At the same time, the shift doesn’t make funds invisible. Blockchain intelligence platforms such as Arkham continue to track associated addresses, and cross-chain analysis techniques have improved in recent years.

This creates a mixed picture. While recovery becomes more complex, it isn’t necessarily impossible, especially if funds interact with monitored services.

DeFi stress persists as ecosystem responses continue

The broader impact of the KelpDAO exploit is still unfolding. Lending protocols and liquidity providers remain exposed to aftereffects such as unresolved bad debt and disrupted collateral positions linked to the exploit.

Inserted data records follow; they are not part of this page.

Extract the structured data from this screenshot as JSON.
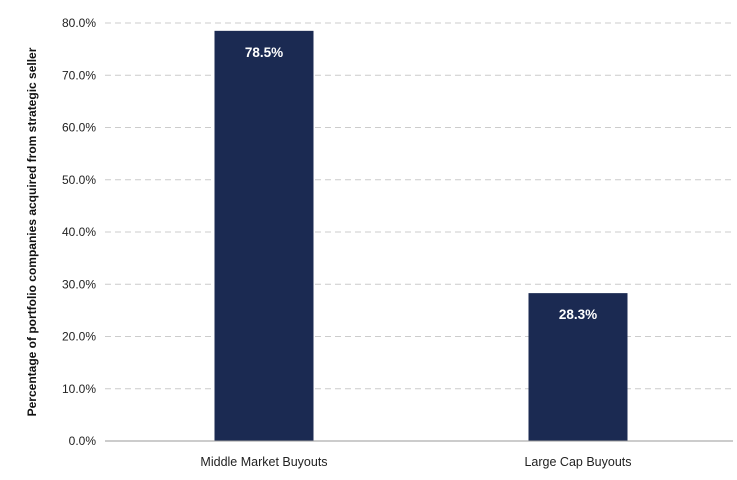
{
  "chart_data": {
    "type": "bar",
    "title": "",
    "xlabel": "",
    "ylabel": "Percentage of portfolio companies acquired from strategic seller",
    "categories": [
      "Middle Market Buyouts",
      "Large Cap Buyouts"
    ],
    "values": [
      78.5,
      28.3
    ],
    "value_labels": [
      "78.5%",
      "28.3%"
    ],
    "ylim": [
      0,
      80
    ],
    "y_ticks": [
      0,
      10,
      20,
      30,
      40,
      50,
      60,
      70,
      80
    ],
    "y_tick_labels": [
      "0.0%",
      "10.0%",
      "20.0%",
      "30.0%",
      "40.0%",
      "50.0%",
      "60.0%",
      "70.0%",
      "80.0%"
    ],
    "grid": "horizontal dashed",
    "legend": "none",
    "bar_color": "#1b2a52",
    "grid_color": "#cccccc",
    "axis_color": "#999999"
  }
}
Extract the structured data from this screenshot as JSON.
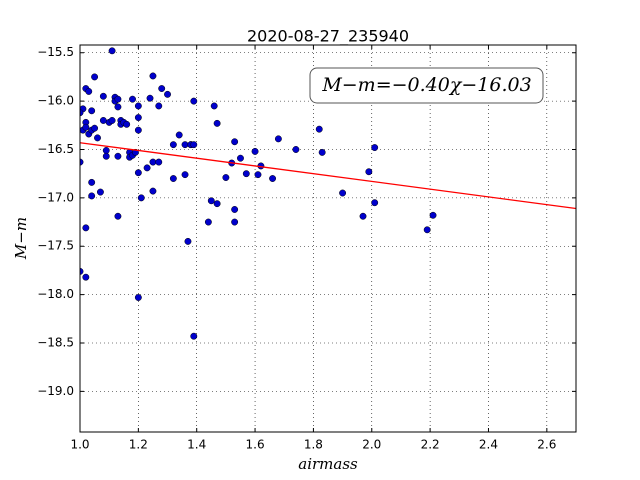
{
  "chart_data": {
    "type": "scatter",
    "title": "2020-08-27_235940",
    "x_label": "airmass",
    "y_label": "M−m",
    "annotation": "M−m=−0.40χ−16.03",
    "grid": true,
    "xlim": [
      1.0,
      2.7
    ],
    "ylim": [
      -19.42,
      -15.42
    ],
    "xticks": [
      {
        "value": 1.0,
        "label": "1.0"
      },
      {
        "value": 1.2,
        "label": "1.2"
      },
      {
        "value": 1.4,
        "label": "1.4"
      },
      {
        "value": 1.6,
        "label": "1.6"
      },
      {
        "value": 1.8,
        "label": "1.8"
      },
      {
        "value": 2.0,
        "label": "2.0"
      },
      {
        "value": 2.2,
        "label": "2.2"
      },
      {
        "value": 2.4,
        "label": "2.4"
      },
      {
        "value": 2.6,
        "label": "2.6"
      }
    ],
    "yticks": [
      {
        "value": -15.5,
        "label": "−15.5"
      },
      {
        "value": -16.0,
        "label": "−16.0"
      },
      {
        "value": -16.5,
        "label": "−16.5"
      },
      {
        "value": -17.0,
        "label": "−17.0"
      },
      {
        "value": -17.5,
        "label": "−17.5"
      },
      {
        "value": -18.0,
        "label": "−18.0"
      },
      {
        "value": -18.5,
        "label": "−18.5"
      },
      {
        "value": -19.0,
        "label": "−19.0"
      }
    ],
    "points": {
      "color": "#0000cc",
      "x": [
        1.0,
        1.01,
        1.0,
        1.01,
        1.02,
        1.02,
        1.03,
        1.02,
        1.03,
        1.04,
        1.05,
        1.04,
        1.05,
        1.06,
        1.04,
        1.04,
        1.02,
        1.0,
        1.02,
        1.07,
        1.08,
        1.08,
        1.09,
        1.09,
        1.1,
        1.11,
        1.11,
        1.12,
        1.12,
        1.13,
        1.13,
        1.14,
        1.14,
        1.15,
        1.13,
        1.13,
        1.16,
        1.17,
        1.17,
        1.18,
        1.19,
        1.18,
        1.2,
        1.2,
        1.2,
        1.2,
        1.21,
        1.2,
        1.23,
        1.24,
        1.25,
        1.25,
        1.25,
        1.27,
        1.27,
        1.28,
        1.3,
        1.32,
        1.32,
        1.34,
        1.36,
        1.36,
        1.37,
        1.38,
        1.38,
        1.39,
        1.39,
        1.39,
        1.44,
        1.45,
        1.46,
        1.47,
        1.47,
        1.5,
        1.52,
        1.53,
        1.53,
        1.53,
        1.55,
        1.57,
        1.6,
        1.61,
        1.62,
        1.66,
        1.68,
        1.74,
        1.82,
        1.83,
        1.9,
        1.97,
        1.99,
        2.01,
        2.01,
        2.19,
        2.21
      ],
      "values": [
        -16.63,
        -16.08,
        -16.12,
        -16.3,
        -16.22,
        -16.27,
        -16.34,
        -15.87,
        -15.9,
        -16.1,
        -15.75,
        -16.3,
        -16.28,
        -16.38,
        -16.84,
        -16.98,
        -17.31,
        -17.76,
        -17.82,
        -16.94,
        -15.95,
        -16.2,
        -16.51,
        -16.57,
        -16.22,
        -16.2,
        -15.48,
        -15.96,
        -16.0,
        -15.98,
        -16.06,
        -16.2,
        -16.24,
        -16.22,
        -16.57,
        -17.19,
        -16.24,
        -16.53,
        -16.58,
        -16.56,
        -16.53,
        -15.98,
        -16.05,
        -16.17,
        -16.3,
        -16.74,
        -17.0,
        -18.03,
        -16.69,
        -15.97,
        -15.74,
        -16.63,
        -16.93,
        -16.63,
        -16.05,
        -15.87,
        -15.93,
        -16.45,
        -16.8,
        -16.35,
        -16.45,
        -16.76,
        -17.45,
        -16.45,
        -16.45,
        -16.0,
        -16.45,
        -18.43,
        -17.25,
        -17.03,
        -16.05,
        -16.23,
        -17.06,
        -16.79,
        -16.64,
        -16.42,
        -17.12,
        -17.25,
        -16.59,
        -16.75,
        -16.52,
        -16.76,
        -16.67,
        -16.8,
        -16.39,
        -16.5,
        -16.29,
        -16.53,
        -16.95,
        -17.19,
        -16.73,
        -17.05,
        -16.48,
        -17.33,
        -17.18
      ]
    },
    "fit": {
      "color": "#ff0000",
      "x": [
        1.0,
        2.7
      ],
      "values": [
        -16.43,
        -17.11
      ]
    }
  }
}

Aave founder Stani Kulechov said recovery efforts are ongoing and focused on restoring stable conditions, while KelpDAO confirmed coordination with partners and security groups to pursue resolution.

These responses point to a coordinated effort across protocols, but they also highlight a limitation. Once funds move across chains at this scale, response mechanisms become reactive rather than preventative.

The past few days have been intense, but I wanted to give some updates as we continue to work on this. Our priority is our users, and every decision we are making is aimed at an orderly return to normal market conditions and the best possible outcome for everyone involved.…

— Stani (@StaniKulechov) April 22, 2026

The latest fund movement shifts the focus from the exploit itself to how capital exits the system once initial defenses are triggered. It shows how quickly attackers can adapt, and how cross-chain infrastructure, while efficient, can also accelerate risk when large volumes move without friction or oversight.